Users attempting to visit affected sites from approximately 09:58 am UTC on 8 June were met with a 503 error or connection failure message.
At 10:57am Fastly applied a fix and news websites including Verdict, the Financial Times and the Guardian, along with the UK government’s website, became accessible once again.
Fastly said the outage stemmed from a problem with its content delivery network (CDN), a distributed network of data centres designed to speed up page loading times by reducing the distance that data packets have to travel between the server storing a web page and the user opening it.
But because Fastly acts as an intermediary between clients and their users, a major outage to their services prevents data packets from reaching a person’s device, rendering the website inaccessible.
The San Francisco-headquartered company provides an “edge cloud platform” that aims to speed this process up even further. However, the Fastly status page showed “degraded performance” across all its servers globally, from North America to South Africa.

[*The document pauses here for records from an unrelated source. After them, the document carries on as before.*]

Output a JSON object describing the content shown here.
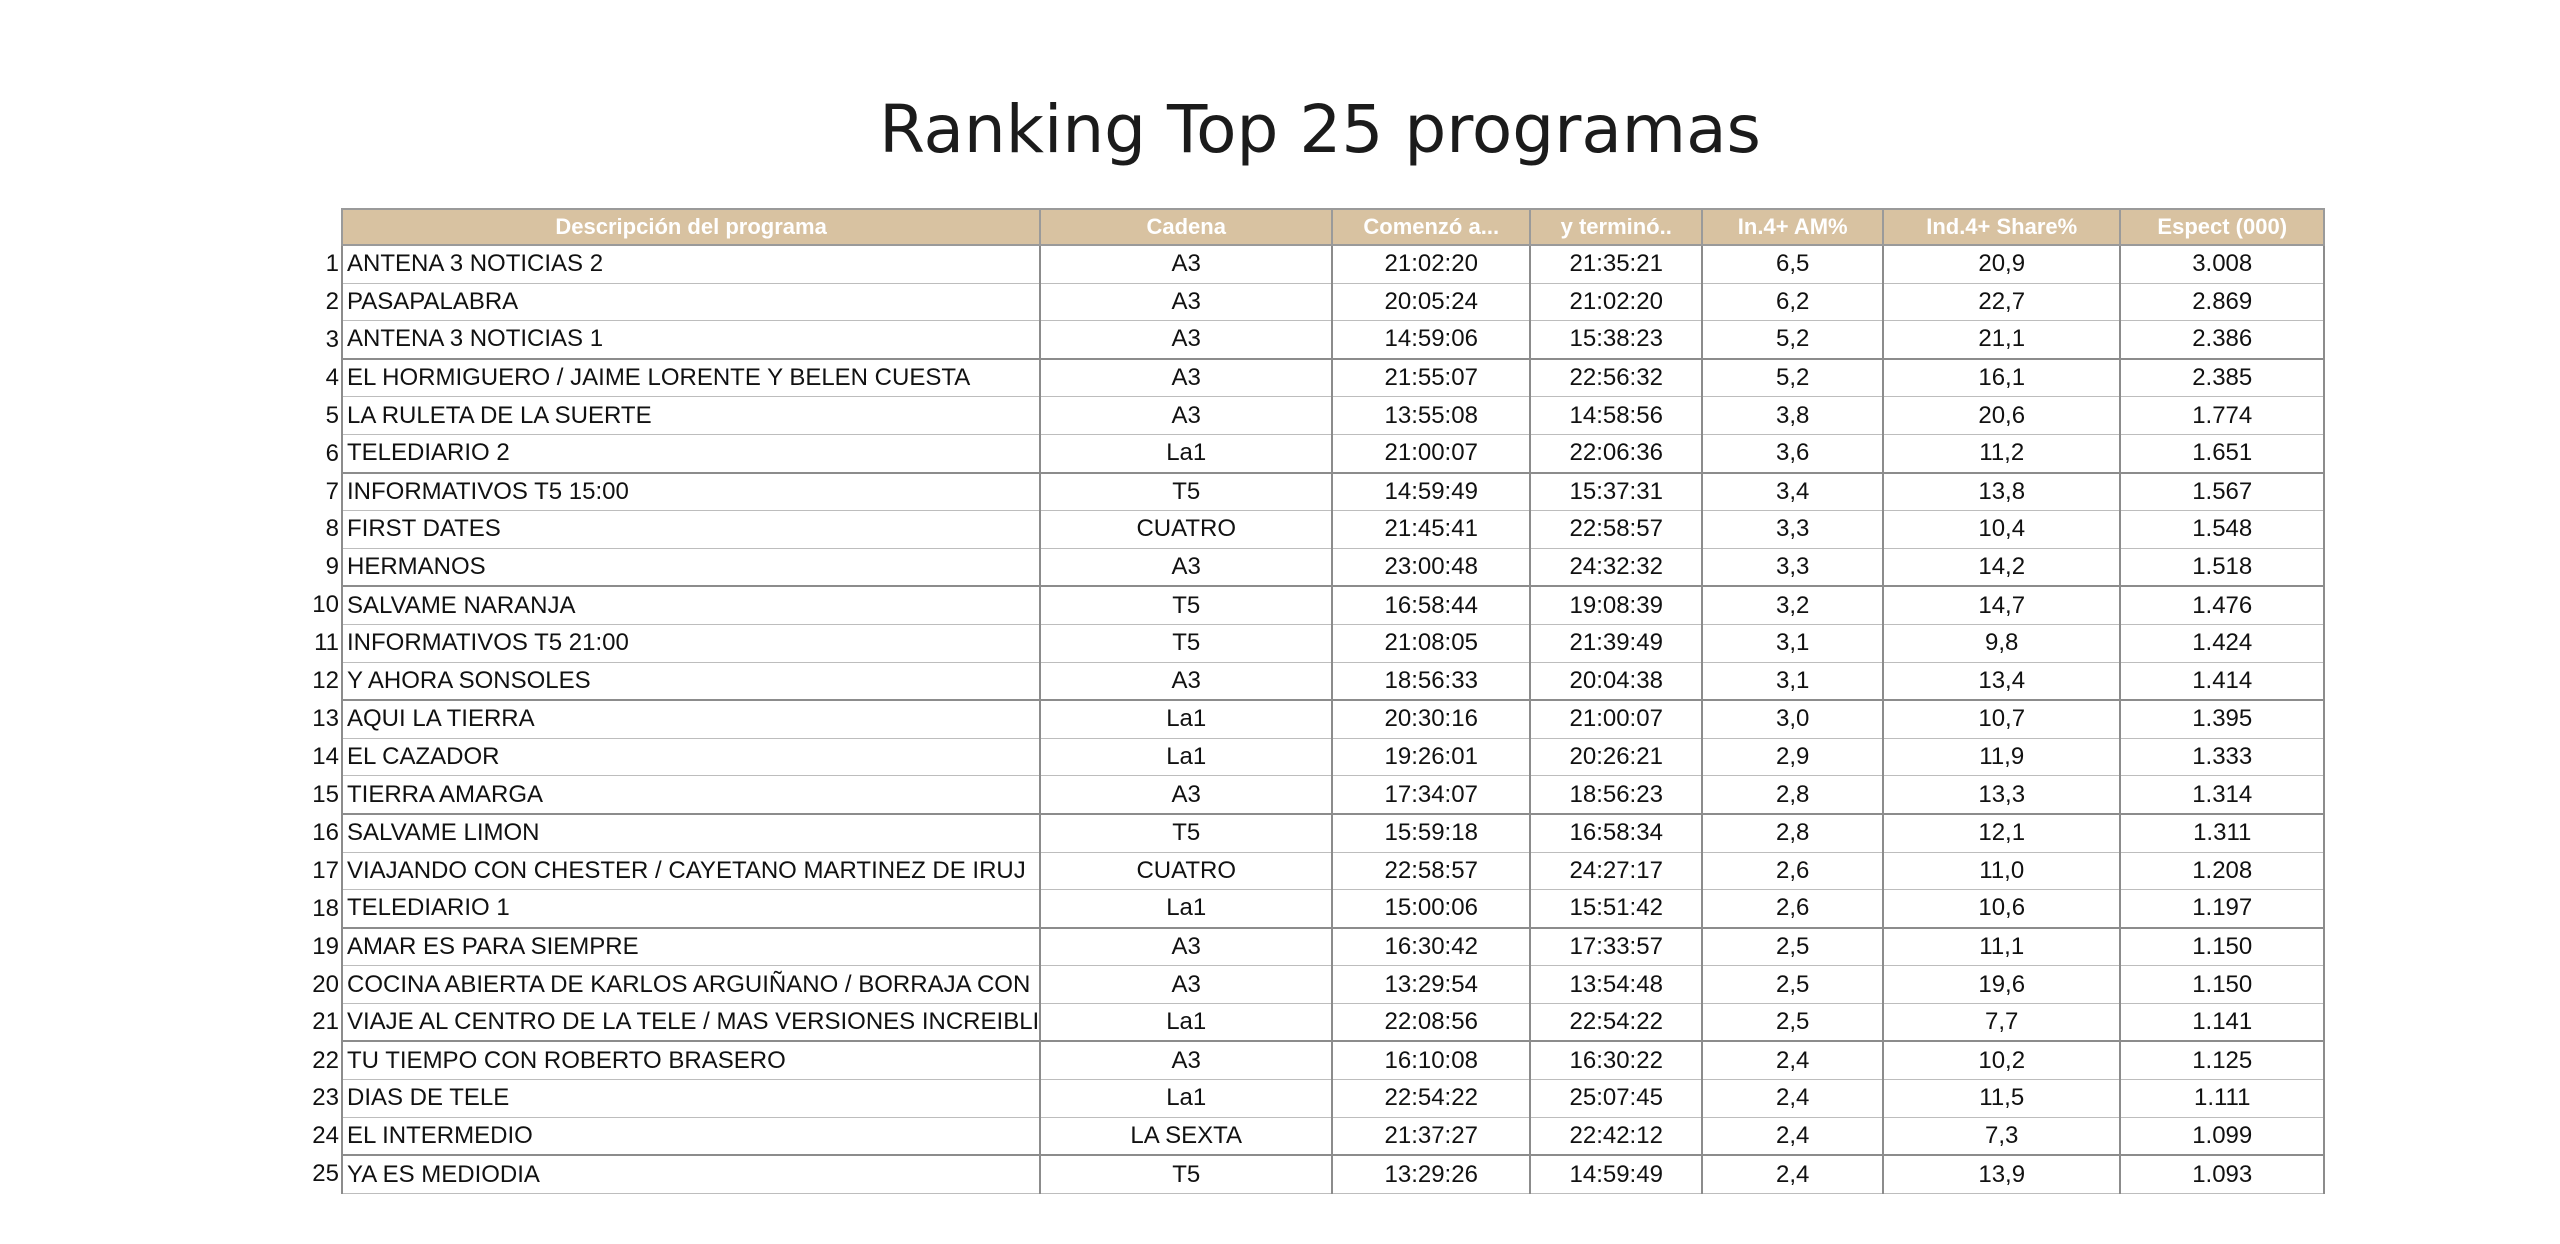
{
  "title": "Ranking Top 25 programas",
  "table": {
    "headers": {
      "descripcion": "Descripción del programa",
      "cadena": "Cadena",
      "comenzo": "Comenzó a...",
      "termino": "y terminó..",
      "am": "In.4+ AM%",
      "share": "Ind.4+ Share%",
      "espect": "Espect (000)"
    },
    "rows": [
      {
        "rank": "1",
        "descripcion": "ANTENA 3 NOTICIAS 2",
        "cadena": "A3",
        "comenzo": "21:02:20",
        "termino": "21:35:21",
        "am": "6,5",
        "share": "20,9",
        "espect": "3.008"
      },
      {
        "rank": "2",
        "descripcion": "PASAPALABRA",
        "cadena": "A3",
        "comenzo": "20:05:24",
        "termino": "21:02:20",
        "am": "6,2",
        "share": "22,7",
        "espect": "2.869"
      },
      {
        "rank": "3",
        "descripcion": "ANTENA 3 NOTICIAS 1",
        "cadena": "A3",
        "comenzo": "14:59:06",
        "termino": "15:38:23",
        "am": "5,2",
        "share": "21,1",
        "espect": "2.386"
      },
      {
        "rank": "4",
        "descripcion": "EL HORMIGUERO / JAIME LORENTE Y BELEN CUESTA",
        "cadena": "A3",
        "comenzo": "21:55:07",
        "termino": "22:56:32",
        "am": "5,2",
        "share": "16,1",
        "espect": "2.385"
      },
      {
        "rank": "5",
        "descripcion": "LA RULETA DE LA SUERTE",
        "cadena": "A3",
        "comenzo": "13:55:08",
        "termino": "14:58:56",
        "am": "3,8",
        "share": "20,6",
        "espect": "1.774"
      },
      {
        "rank": "6",
        "descripcion": "TELEDIARIO 2",
        "cadena": "La1",
        "comenzo": "21:00:07",
        "termino": "22:06:36",
        "am": "3,6",
        "share": "11,2",
        "espect": "1.651"
      },
      {
        "rank": "7",
        "descripcion": "INFORMATIVOS T5 15:00",
        "cadena": "T5",
        "comenzo": "14:59:49",
        "termino": "15:37:31",
        "am": "3,4",
        "share": "13,8",
        "espect": "1.567"
      },
      {
        "rank": "8",
        "descripcion": "FIRST DATES",
        "cadena": "CUATRO",
        "comenzo": "21:45:41",
        "termino": "22:58:57",
        "am": "3,3",
        "share": "10,4",
        "espect": "1.548"
      },
      {
        "rank": "9",
        "descripcion": "HERMANOS",
        "cadena": "A3",
        "comenzo": "23:00:48",
        "termino": "24:32:32",
        "am": "3,3",
        "share": "14,2",
        "espect": "1.518"
      },
      {
        "rank": "10",
        "descripcion": "SALVAME NARANJA",
        "cadena": "T5",
        "comenzo": "16:58:44",
        "termino": "19:08:39",
        "am": "3,2",
        "share": "14,7",
        "espect": "1.476"
      },
      {
        "rank": "11",
        "descripcion": "INFORMATIVOS T5 21:00",
        "cadena": "T5",
        "comenzo": "21:08:05",
        "termino": "21:39:49",
        "am": "3,1",
        "share": "9,8",
        "espect": "1.424"
      },
      {
        "rank": "12",
        "descripcion": "Y AHORA SONSOLES",
        "cadena": "A3",
        "comenzo": "18:56:33",
        "termino": "20:04:38",
        "am": "3,1",
        "share": "13,4",
        "espect": "1.414"
      },
      {
        "rank": "13",
        "descripcion": "AQUI LA TIERRA",
        "cadena": "La1",
        "comenzo": "20:30:16",
        "termino": "21:00:07",
        "am": "3,0",
        "share": "10,7",
        "espect": "1.395"
      },
      {
        "rank": "14",
        "descripcion": "EL CAZADOR",
        "cadena": "La1",
        "comenzo": "19:26:01",
        "termino": "20:26:21",
        "am": "2,9",
        "share": "11,9",
        "espect": "1.333"
      },
      {
        "rank": "15",
        "descripcion": "TIERRA AMARGA",
        "cadena": "A3",
        "comenzo": "17:34:07",
        "termino": "18:56:23",
        "am": "2,8",
        "share": "13,3",
        "espect": "1.314"
      },
      {
        "rank": "16",
        "descripcion": "SALVAME LIMON",
        "cadena": "T5",
        "comenzo": "15:59:18",
        "termino": "16:58:34",
        "am": "2,8",
        "share": "12,1",
        "espect": "1.311"
      },
      {
        "rank": "17",
        "descripcion": "VIAJANDO CON CHESTER / CAYETANO MARTINEZ DE IRUJ",
        "cadena": "CUATRO",
        "comenzo": "22:58:57",
        "termino": "24:27:17",
        "am": "2,6",
        "share": "11,0",
        "espect": "1.208"
      },
      {
        "rank": "18",
        "descripcion": "TELEDIARIO 1",
        "cadena": "La1",
        "comenzo": "15:00:06",
        "termino": "15:51:42",
        "am": "2,6",
        "share": "10,6",
        "espect": "1.197"
      },
      {
        "rank": "19",
        "descripcion": "AMAR ES PARA SIEMPRE",
        "cadena": "A3",
        "comenzo": "16:30:42",
        "termino": "17:33:57",
        "am": "2,5",
        "share": "11,1",
        "espect": "1.150"
      },
      {
        "rank": "20",
        "descripcion": "COCINA ABIERTA DE KARLOS ARGUIÑANO / BORRAJA CON",
        "cadena": "A3",
        "comenzo": "13:29:54",
        "termino": "13:54:48",
        "am": "2,5",
        "share": "19,6",
        "espect": "1.150"
      },
      {
        "rank": "21",
        "descripcion": "VIAJE AL CENTRO DE LA TELE / MAS VERSIONES INCREIBLI",
        "cadena": "La1",
        "comenzo": "22:08:56",
        "termino": "22:54:22",
        "am": "2,5",
        "share": "7,7",
        "espect": "1.141"
      },
      {
        "rank": "22",
        "descripcion": "TU TIEMPO CON ROBERTO BRASERO",
        "cadena": "A3",
        "comenzo": "16:10:08",
        "termino": "16:30:22",
        "am": "2,4",
        "share": "10,2",
        "espect": "1.125"
      },
      {
        "rank": "23",
        "descripcion": "DIAS DE TELE",
        "cadena": "La1",
        "comenzo": "22:54:22",
        "termino": "25:07:45",
        "am": "2,4",
        "share": "11,5",
        "espect": "1.111"
      },
      {
        "rank": "24",
        "descripcion": "EL INTERMEDIO",
        "cadena": "LA SEXTA",
        "comenzo": "21:37:27",
        "termino": "22:42:12",
        "am": "2,4",
        "share": "7,3",
        "espect": "1.099"
      },
      {
        "rank": "25",
        "descripcion": "YA ES MEDIODIA",
        "cadena": "T5",
        "comenzo": "13:29:26",
        "termino": "14:59:49",
        "am": "2,4",
        "share": "13,9",
        "espect": "1.093"
      }
    ]
  }
}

“We identified a service configuration that triggered disruptions across our POPs [point of presences] globally and have disabled that configuration. Our global network is coming back online,” Fastly wrote in an update.
In networking, a POP is an interface such as an access point where two or more networks share a connection. It is typically located inside a data centre. It suggests a software configuration applied to all of its data centres inadvertendly stopped web content from being delivered from client to user.
“Fastly edge platform is having problems, which means a big part of the internet is having problems,” wrote F-Secure’s Mikko Hypponen. “This includes Twitter. Even fastly.com itself is unavailable in many locations. Basically, internet is down.”
Move Fastly and break things
The outage highlights how the decentralised internet is now maintained by a handful of companies that can bring down large parts of the internet with them when they run into technical problems.
Amazon Web Services, the world’s biggest cloud company, experienced an outage in 2017 that knocked some of the world’s biggest websites offline along the US east coast.
“It is remarkable that within ten minutes, one outage can send the world into chaos,” said Mark Rodbert, CEO of Idax. “This demonstrates the extent to which the move to the cloud has changed the things that companies need to protect.”
Jake Moore, cybersecurity specialist at ESET, said the Fastly outage underscores “the importance and significance of these vast hosting companies”.
The ability to access certain sites varied by location, which Mark Hendry, director of data protection and cybersecurity at DWF, said is because of the way algorithms direct requests for content.
“For instance, the algorithm might direct the traffic so that it routes through the most available or highest performing node, or so that the traffic takes the fastest network route to the requestor,” he explained.
At 12:41pm Fastly said it “observed recovery of all services and has resolved this incident. Customers could continue to experience a period of increased origin load and lower Cache Hit Ratio.”